What is a Helm chart?

A package of templated Kubernetes manifests. It includes a Chart.yaml with metadata, values.yaml with default configuration, and templates/ with Kubernetes resources rendered from Go templates.

What is the difference between helm install and helm upgrade --install?

helm install creates a new release. helm upgrade --install upgrades if the release exists, or installs if it doesn’t. Use upgrade --install in CI/CD for idempotent deployments.

What are Helm hooks?

Annotations that trigger Jobs or other resources at specific lifecycle points (pre-install, post-upgrade, etc.). Common uses: database migrations (post-install), cleanup jobs (pre-delete), smoke tests (test).

What is a library chart?

A chart with type: library that defines reusable templates but is not deployable itself.

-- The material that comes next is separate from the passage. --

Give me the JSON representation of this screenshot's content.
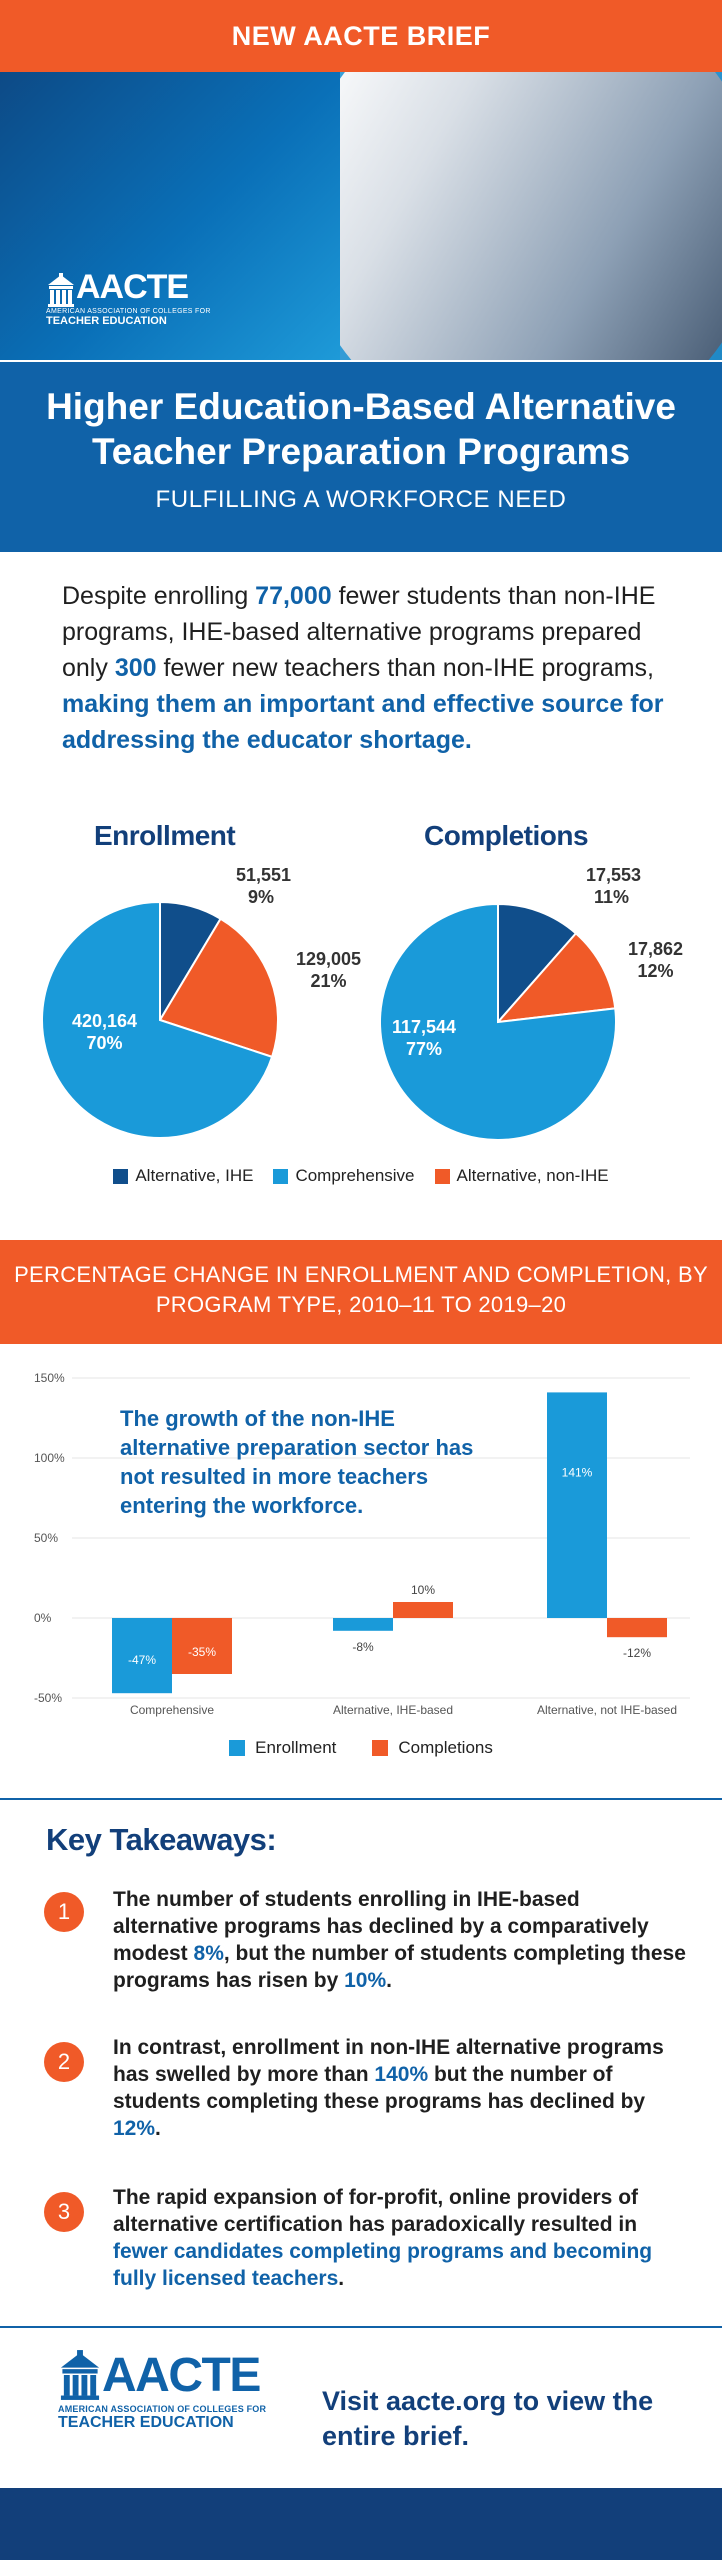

Other charts include it as a dependency and call its templates with include. Useful for sharing common patterns across teams.

How do I manage secrets in Helm?

Don’t put secrets in values.yaml. Use External Secrets Operator to sync from Vault/AWS Secrets Manager, or use Sealed Secrets for GitOps workflows. Helm renders secrets as base64-encoded strings, which is not encryption.